Profit: Now, when you buy a stock at a lower price and sell it for a higher price, you make a profit.
Loss: On the other hand, if the stock’s price spirals downward after your purchase and you sell it at that point, you will lose money.
Yes. We have tools like fundamental and technical analysis to detect potentially profitable developments in the market. Yet, there’s no way ‘predict’ it with 100% accuracy. That’s why investors are always prepared for the worst. Among their many fail-safes, the most reliable ones are:
Stop-loss orders: Through a stop-loss order, you are allowed to set a limit on how much loss are willing to take for that trade. For example, if you buy a share for $200 and don’t want to incur a loss of more than 10% ($20) on that trade, you can place a stop-loss order at $180. You can also book profit using stop-loss orders. Once the market price of the stock reaches a high, you can place a stop-loss order a few percentages lower. It will ensure your profit if the prices drop without killing your chances of riding the tide even if it rises even higher. Like any other tool, the effective use of stop-loss orders varies from person to person. However, if you know the basic principles, it will always protect you from devastating market crashes.

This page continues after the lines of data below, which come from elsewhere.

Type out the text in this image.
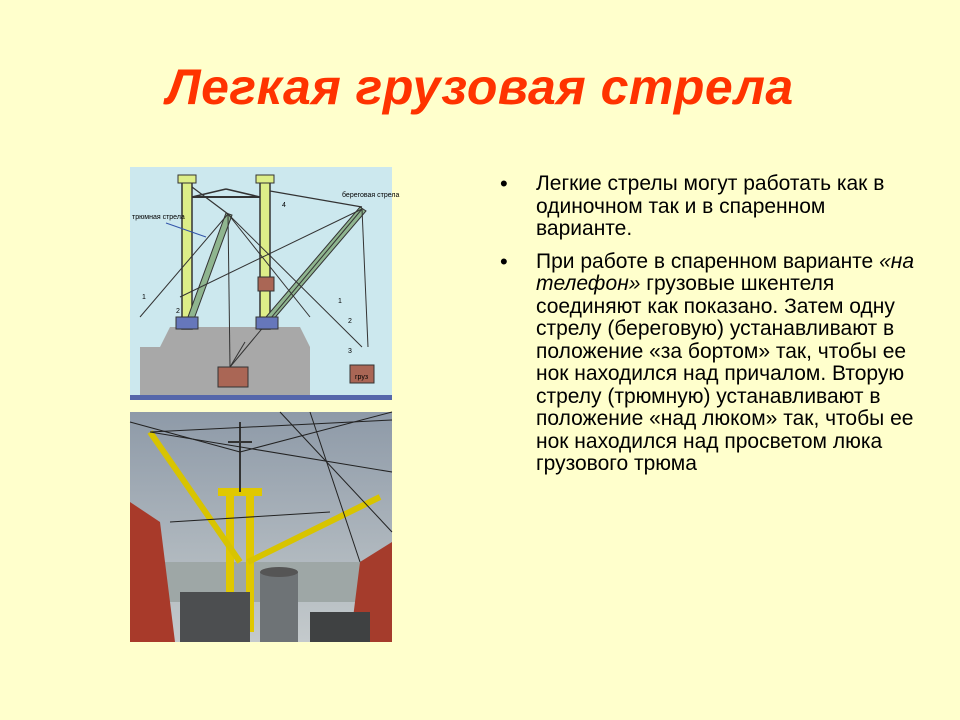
Легкая грузовая стрела
груз
трюмная стрела
береговая стрела
1
2
1
2
3
4
• Легкие стрелы могут работать как в одиночном так и в спаренном варианте.
• При работе в спаренном варианте «на телефон» грузовые шкентеля соединяют как показано. Затем одну стрелу (береговую) устанавливают в положение «за бортом» так, чтобы ее нок находился над причалом. Вторую стрелу (трюмную) устанавливают в положение «над люком» так, чтобы ее нок находился над просветом люка грузового трюма
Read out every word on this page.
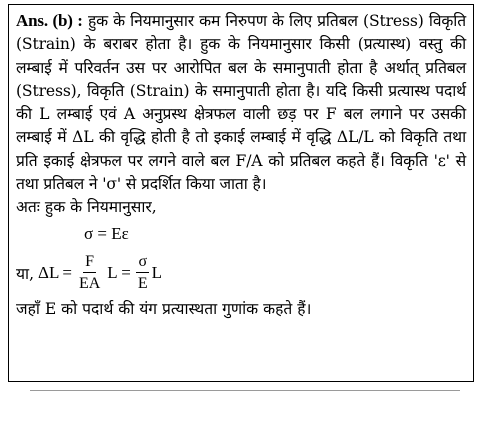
Ans. (b) : हुक के नियमानुसार कम निरुपण के लिए प्रतिबल (Stress) विकृति (Strain) के बराबर होता है। हुक के नियमानुसार किसी (प्रत्यास्थ) वस्तु की लम्बाई में परिवर्तन उस पर आरोपित बल के समानुपाती होता है अर्थात् प्रतिबल (Stress), विकृति (Strain) के समानुपाती होता है। यदि किसी प्रत्यास्थ पदार्थ की L लम्बाई एवं A अनुप्रस्थ क्षेत्रफल वाली छड़ पर F बल लगाने पर उसकी लम्बाई में ΔL की वृद्धि होती है तो इकाई लम्बाई में वृद्धि ΔL/L को विकृति तथा प्रति इकाई क्षेत्रफल पर लगने वाले बल F/A को प्रतिबल कहते हैं। विकृति 'ε' से तथा प्रतिबल ने 'σ' से प्रदर्शित किया जाता है।

अतः हुक के नियमानुसार,

σ = Eε
या, $\Delta L = \frac{F}{EA}$ $L = \frac{\sigma}{E}$ L

जहाँ E को पदार्थ की यंग प्रत्यास्थता गुणांक कहते हैं।
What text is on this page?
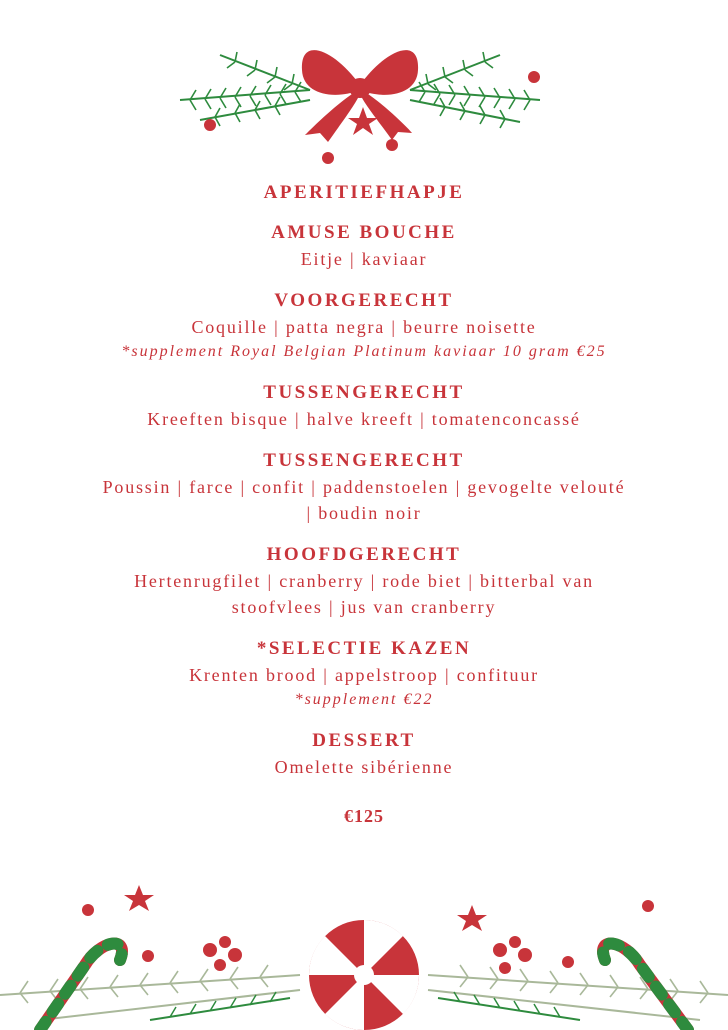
APERITIEFHAPJE
AMUSE BOUCHE
Eitje | kaviaar
VOORGERECHT
Coquille | patta negra | beurre noisette
*supplement Royal Belgian Platinum kaviaar 10 gram €25
TUSSENGERECHT
Kreeften bisque | halve kreeft | tomatenconcassé
TUSSENGERECHT
Poussin | farce | confit | paddenstoelen | gevogelte velouté
| boudin noir
HOOFDGERECHT
Hertenrugfilet | cranberry | rode biet | bitterbal van
stoofvlees | jus van cranberry
*SELECTIE KAZEN
Krenten brood | appelstroop | confituur
*supplement €22
DESSERT
Omelette sibérienne
€125
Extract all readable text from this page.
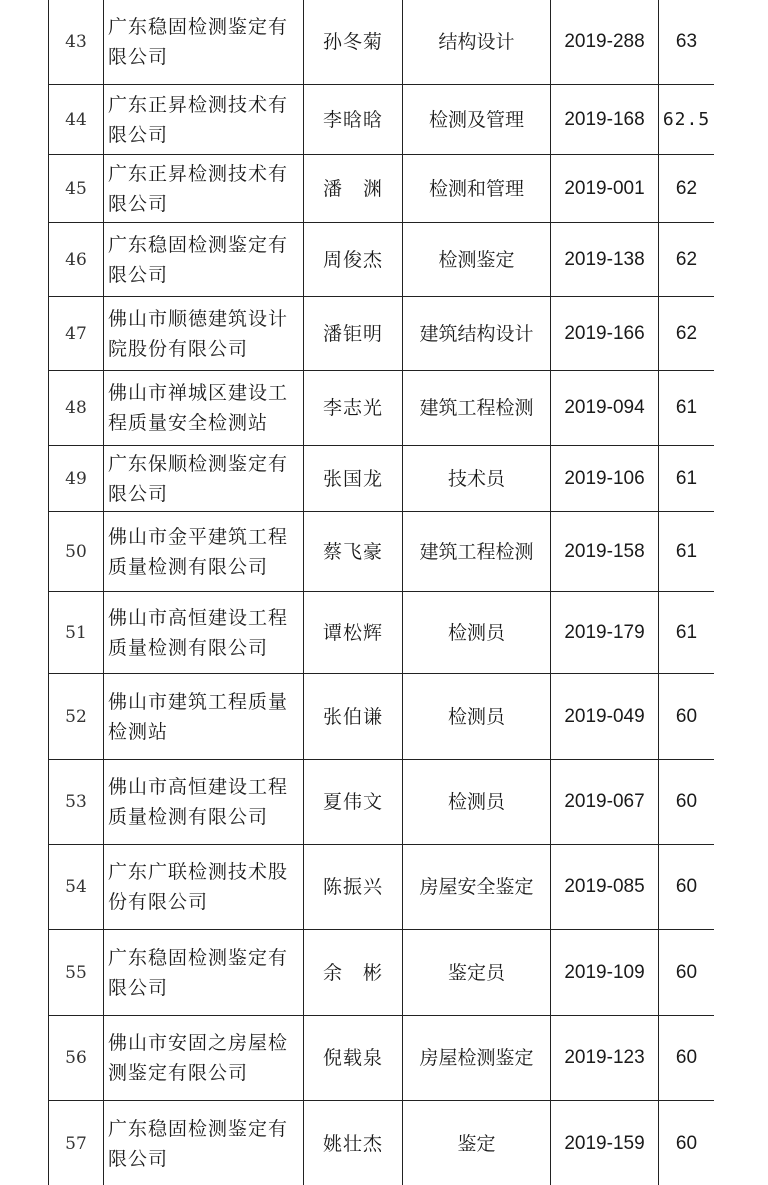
43	广东稳固检测鉴定有限公司	孙冬菊	结构设计	2019-288	63
44	广东正昇检测技术有限公司	李晗晗	检测及管理	2019-168	62.5
45	广东正昇检测技术有限公司	潘　渊	检测和管理	2019-001	62
46	广东稳固检测鉴定有限公司	周俊杰	检测鉴定	2019-138	62
47	佛山市顺德建筑设计院股份有限公司	潘钜明	建筑结构设计	2019-166	62
48	佛山市禅城区建设工程质量安全检测站	李志光	建筑工程检测	2019-094	61
49	广东保顺检测鉴定有限公司	张国龙	技术员	2019-106	61
50	佛山市金平建筑工程质量检测有限公司	蔡飞豪	建筑工程检测	2019-158	61
51	佛山市高恒建设工程质量检测有限公司	谭松辉	检测员	2019-179	61
52	佛山市建筑工程质量检测站	张伯谦	检测员	2019-049	60
53	佛山市高恒建设工程质量检测有限公司	夏伟文	检测员	2019-067	60
54	广东广联检测技术股份有限公司	陈振兴	房屋安全鉴定	2019-085	60
55	广东稳固检测鉴定有限公司	余　彬	鉴定员	2019-109	60
56	佛山市安固之房屋检测鉴定有限公司	倪载泉	房屋检测鉴定	2019-123	60
57	广东稳固检测鉴定有限公司	姚壮杰	鉴定	2019-159	60
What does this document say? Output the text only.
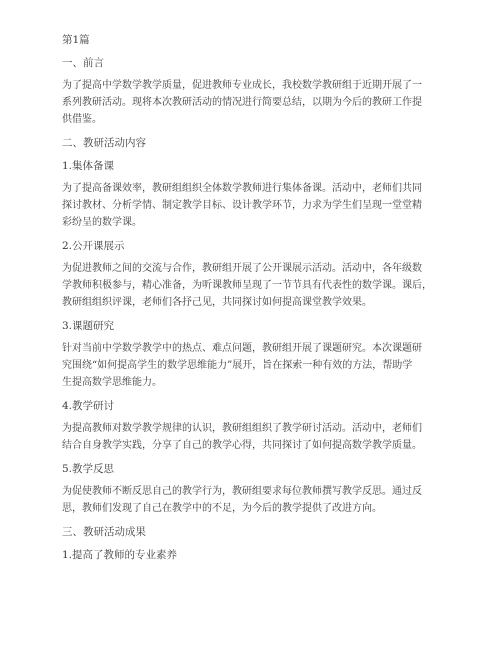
第1篇

一、前言

为了提高中学数学教学质量，促进教师专业成长，我校数学教研组于近期开展了一

系列教研活动。现将本次教研活动的情况进行简要总结，以期为今后的教研工作提

供借鉴。

二、教研活动内容

1.集体备课

为了提高备课效率，教研组组织全体数学教师进行集体备课。活动中，老师们共同

探讨教材、分析学情、制定教学目标、设计教学环节，力求为学生们呈现一堂堂精

彩纷呈的数学课。

2.公开课展示

为促进教师之间的交流与合作，教研组开展了公开课展示活动。活动中，各年级数

学教师积极参与，精心准备，为听课教师呈现了一节节具有代表性的数学课。课后，

教研组组织评课，老师们各抒己见，共同探讨如何提高课堂教学效果。

3.课题研究

针对当前中学数学教学中的热点、难点问题，教研组开展了课题研究。本次课题研

究围绕“如何提高学生的数学思维能力”展开，旨在探索一种有效的方法，帮助学

生提高数学思维能力。

4.教学研讨

为提高教师对数学教学规律的认识，教研组组织了教学研讨活动。活动中，老师们

结合自身教学实践，分享了自己的教学心得，共同探讨了如何提高数学教学质量。

5.教学反思

为促使教师不断反思自己的教学行为，教研组要求每位教师撰写教学反思。通过反

思，教师们发现了自己在教学中的不足，为今后的教学提供了改进方向。

三、教研活动成果

1.提高了教师的专业素养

Portfolio diversification: “Ultra-wealthy individuals invest in such assets as private and commercial real estate, land, gold, and even artwork. Real estate continues to be a popular asset class in their portfolios to balance out the volatility of stocks.” – Investopedia. While stop-loss orders can help you get away with minimal losses and handsome profits in individual trades, portfolio diversification is a more holistic approach towards risk management. Here, the idea is, even though individual stocks can sink, that’s not the case or the market index. Because of economic growth and continued profits by corporations, the market typically goes up over the years. That’s why investing is ideally a long-term game. The more years you spend in the market, the better off you are. And diversification is another measure that ensures your safe stay.
Investing prudently can support your long term financial independence
What most people get wrong about investing is they think of it as some get-rich-quick scheme. While, in reality, it cannot be further from the truth. Here, let me say it. Investing is neither the fastest nor the most efficient means to get rich. As a matter of fact, most rich people build their wealth as entrepreneurs, not from stocks. But what about Warren Buffet?
Yes. I hear you. Warren Buffet did make his fortune as an investor. But it wasn’t instantaneous. Far from it. As financial expert Morgan Housel notes in his book The Psychology of Money, “Buffett’s fortune isn’t due to just being a good investor, but being a good investor since he was literally a child. As I write this Warren Buffett’s net worth is $84.5 billion. Of that, $84.2 billion was accumulated after his 50th birthday. $81.5 billion came after he qualified for Social Security, in his mid-60s. Warren Buffett is a phenomenal investor. But you miss a key point if you attach all of his success to investing acumen. The real key to his success is that he’s been a phenomenal investor for three-quarters of a century.”
So if you are motivated by all those one in million, unverified overnight success stories, let it be your warning. The market isn’t a casino, investing isn’t gambling, and jackpots aren’t the norm here. It’s more of a process that is best suited for you when you have already gathered some savings as opposed to when you are looking for ways to earn money. For it takes either an overwhelming share of time or a shit ton of money to get crazy returns. The market is noisy, and the people investing in it are emotional. It’s far too easy for you to get affected and lose grip. If that’s how it ends up, you wouldn’t be the first, nor the last.